EAE is an inflammatory autoimmune process of the CNS that resembles multiple sclerosis (MS) and provides a useful animal model for the evaluation of mechanisms of action for potential immunomodulatory therapies.  Oral ACTH can decrease clinical disease, IL-17 and Th1-like encephalitogenic IFN-g secretion and increase T_reg frequency. The mechanism by which oral ACTH decreases inflammatory proteins and increases T_reg cell frequencies is unknown. 

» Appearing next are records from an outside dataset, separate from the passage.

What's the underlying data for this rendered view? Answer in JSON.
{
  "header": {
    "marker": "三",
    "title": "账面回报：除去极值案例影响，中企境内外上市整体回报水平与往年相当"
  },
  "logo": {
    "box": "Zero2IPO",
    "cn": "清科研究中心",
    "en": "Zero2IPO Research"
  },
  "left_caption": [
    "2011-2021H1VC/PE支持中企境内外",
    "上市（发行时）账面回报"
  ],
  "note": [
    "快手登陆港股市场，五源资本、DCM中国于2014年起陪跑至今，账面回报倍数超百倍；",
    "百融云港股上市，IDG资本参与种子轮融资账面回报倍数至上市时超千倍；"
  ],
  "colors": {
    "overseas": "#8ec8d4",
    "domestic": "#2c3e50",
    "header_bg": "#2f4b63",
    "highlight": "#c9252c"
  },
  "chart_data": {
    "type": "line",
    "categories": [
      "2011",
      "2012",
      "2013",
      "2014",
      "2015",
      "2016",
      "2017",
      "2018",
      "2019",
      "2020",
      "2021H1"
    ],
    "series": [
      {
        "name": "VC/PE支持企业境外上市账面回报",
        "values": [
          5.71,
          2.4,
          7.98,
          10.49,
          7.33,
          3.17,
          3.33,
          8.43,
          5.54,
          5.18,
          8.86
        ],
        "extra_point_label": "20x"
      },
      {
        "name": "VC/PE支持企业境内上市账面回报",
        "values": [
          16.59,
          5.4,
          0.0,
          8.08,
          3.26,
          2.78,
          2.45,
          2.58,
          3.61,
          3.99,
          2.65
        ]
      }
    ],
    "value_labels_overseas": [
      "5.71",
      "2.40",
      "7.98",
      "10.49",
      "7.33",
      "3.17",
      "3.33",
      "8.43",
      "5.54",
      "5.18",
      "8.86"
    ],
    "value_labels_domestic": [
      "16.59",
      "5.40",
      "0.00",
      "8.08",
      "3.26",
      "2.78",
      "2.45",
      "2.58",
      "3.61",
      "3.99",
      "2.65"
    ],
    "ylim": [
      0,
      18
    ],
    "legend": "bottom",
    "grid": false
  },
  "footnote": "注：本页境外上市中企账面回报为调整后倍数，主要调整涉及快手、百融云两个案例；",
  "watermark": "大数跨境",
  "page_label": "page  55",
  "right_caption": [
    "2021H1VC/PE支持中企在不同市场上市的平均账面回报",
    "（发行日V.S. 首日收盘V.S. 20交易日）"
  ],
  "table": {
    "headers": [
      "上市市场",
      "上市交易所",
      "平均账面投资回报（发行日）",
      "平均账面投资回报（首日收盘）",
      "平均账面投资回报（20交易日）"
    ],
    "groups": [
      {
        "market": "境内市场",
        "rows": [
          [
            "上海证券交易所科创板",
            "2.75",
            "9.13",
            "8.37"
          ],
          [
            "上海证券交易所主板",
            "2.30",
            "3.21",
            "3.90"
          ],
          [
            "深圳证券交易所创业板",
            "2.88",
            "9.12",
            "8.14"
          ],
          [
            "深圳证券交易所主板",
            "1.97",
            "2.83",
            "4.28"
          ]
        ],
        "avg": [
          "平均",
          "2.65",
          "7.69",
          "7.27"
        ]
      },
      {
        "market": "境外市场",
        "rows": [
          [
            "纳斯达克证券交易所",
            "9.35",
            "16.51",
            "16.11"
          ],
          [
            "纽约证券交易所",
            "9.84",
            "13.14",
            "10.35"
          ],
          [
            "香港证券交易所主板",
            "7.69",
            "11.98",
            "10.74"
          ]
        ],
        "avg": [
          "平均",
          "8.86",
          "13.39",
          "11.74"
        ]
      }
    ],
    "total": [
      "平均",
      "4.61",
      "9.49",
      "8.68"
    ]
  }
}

B6 mice were immunized with MOG peptide 35-55 and gavaged with scrambled ACTH (s-MSH) peptide or ACTH 1-39 during ongoing disease. 

Ingested (oral) ACTH inhibited ongoing clinical disease. In the lamina propria (LP) immune compartment, there were significantly less CD11b+ IL-6 and IL-17 producing lymphocytes from ACTH fed mice compared to s-MSH fed mice. There was also a decrease in the frequency of IL-17 and IFN-g producing spleen cells and an increase in CD4+FoxP3+T_reg cell frequency in ACTH fed mice compared to s-MSH fed control spleens.  There were less IFN-g producing CNS lymphocytes in ACTH fed mice compared to s-MSH fed control CNS.

Ingested ACTH inhibits EAE clinical disease by inhibiting IL-6 in the GALT.